En Marcel Hulspas vervolgt: “Ik schat de omzet der Nederlandse kwakzalvers op nog géén procent van het bedrag dat artsen tegenwoordig frauduleus bij elkaar liegen. En die zielige centjes van de laatste kwakzalvers vallen al helemaal in het niet bij de bedragen die farmaceuten bij elkaar harken door grote groepen van de bevolking zo snel en zo lang mogelijk zo duur mogelijke medicijnen aan te smeren. Artsen, chirurgen, tandartsen, psychotherapeuten, fysiotherapeuten en ga zo maar door: ze hebben een dagtaak aan het creatief boekhouden.”

Vandaar Hulspas’ advies aan de Nederlandse artsen om nou eens, in plaats van die nutteloze VtdK, een ‘agressieve vereniging’ op te richten tegen die échte misstanden in onze gezondheidszorg.

Medische professionals die dit lezen, zullen hierin al snel een nieuw bewijs zien van de eenzijdigheid en vooringenomenheid waarmee media over vooral artsen berichten. Iets soortgelijks vond recent ook hoofdredacteur Heinz Stüwe van Deutsches Ärzteblatt, een soort van Duits Medisch Contact. Ook die hekelt de ‘tendentieuze’ manier waarop in ‘de media’ dokters worden neergezet, als voor alles geldbeluste afzetters. Maar tegelijk is dit niet het hoofdonderwerp van zijn recente commentaar. Dat is namelijk de onbedreigde nummer-1 plaats die ook in 2013, blijkens een enquête onder 1570 Duitse burgers, artsen innemen op de statusladder voor beroepsgroepen. Nog net vóór verpleegkundigen en politieagenten, en met helemaal onderaan politici, televisiepresentatoren en bankiers.

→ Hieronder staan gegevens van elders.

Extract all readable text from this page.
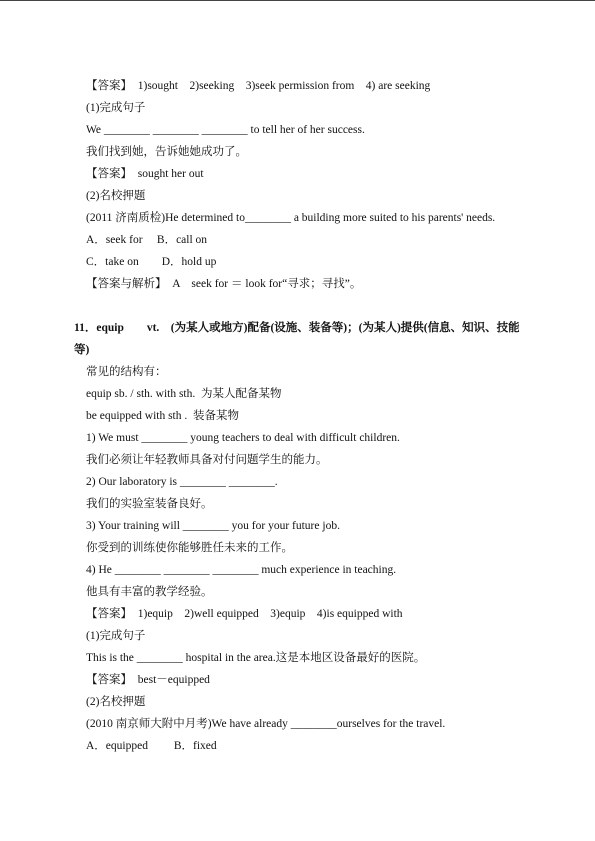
【答案】　1)sought　2)seeking　3)seek permission from　4) are seeking
(1)完成句子
We ________ ________ ________ to tell her of her success.
我们找到她，告诉她她成功了。
【答案】　sought her out
(2)名校押题
(2011 济南质检)He determined to________ a building more suited to his parents' needs.
A．seek for　 B．call on
C．take on　　D．hold up
【答案与解析】　A　seek for ＝ look for“寻求；寻找”。
11．equip　　vt.　(为某人或地方)配备(设施、装备等)；(为某人)提供(信息、知识、技能
等)
常见的结构有：
equip sb. / sth. with sth.  为某人配备某物
be equipped with sth .  装备某物
1) We must ________ young teachers to deal with difficult children.
我们必须让年轻教师具备对付问题学生的能力。
2) Our laboratory is ________ ________.
我们的实验室装备良好。
3) Your training will ________ you for your future job.
你受到的训练使你能够胜任未来的工作。
4) He ________ ________ ________ much experience in teaching.
他具有丰富的教学经验。
【答案】　1)equip　2)well equipped　3)equip　4)is equipped with
(1)完成句子
This is the ________ hospital in the area.这是本地区设备最好的医院。
【答案】　best－equipped
(2)名校押题
(2010 南京师大附中月考)We have already ________ourselves for the travel.
A．equipped　　 B．fixed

Andere onderzoeken bevestigen dit beeld, en dit ook al decennia lang: het aanzien van artsen is niet stuk te krijgen. Stüwe begrijpt ook best hoe dit werkt: de meeste mensen, blijkt uit andere enquêtes, zijn met eigen hun dokter erg tevreden. En: “Das persönliche Erleben als Patient ist tausendmal nachhaltiger [duurzamer] als alle Medienberichte.”

Mij is geen heel recent onderzoek bekend over hoe die statusladder er in Nederland precies uit ziet. Maar het zou mij verbazen als dit bij ons wezenlijk zou afwijken. En hier komt nog iets bij. Over de recente verkiezingsstrijd in Duitsland schrijft Heinz Stüwe, plezierig verrast, dat daarin “keine Ärztebeschimpfung zu registrieren war.” En als dit inderdaad een trend is, dan denk ik dat ook die bij ons van kracht is – en dit al jarenlang.

Zo’n twintig, dertig jaar geleden waren de ‘hoge artseninkomens’ nog een redelijk hot media-issue, dat ook in politiek weerklank vond. Maar anno 2013 lijkt dit toch behoorlijk verstomd. De kritische aandacht van de media gaat nu veel meer uit naar de inkomens van zorgbestuurders, dan naar die van zorgprofessionals

Natuurlijk zijn er ook nu individuele stemmen van journalisten, zoals ook Marcel Hulspas bij ThePostOnline, die hard van leer trekken tegen vooral medisch specialisten en ‘Big Pharma’. Maar ze vormen intussen uitzonderingen, en bevestigen daarmee juist een patroon dat luidt: als het om hun maatschappelijk aanzien gaat, in de media en onder de burgers, dan hebben dokters ook in Nederland weinig reden tot slapeloze nachten.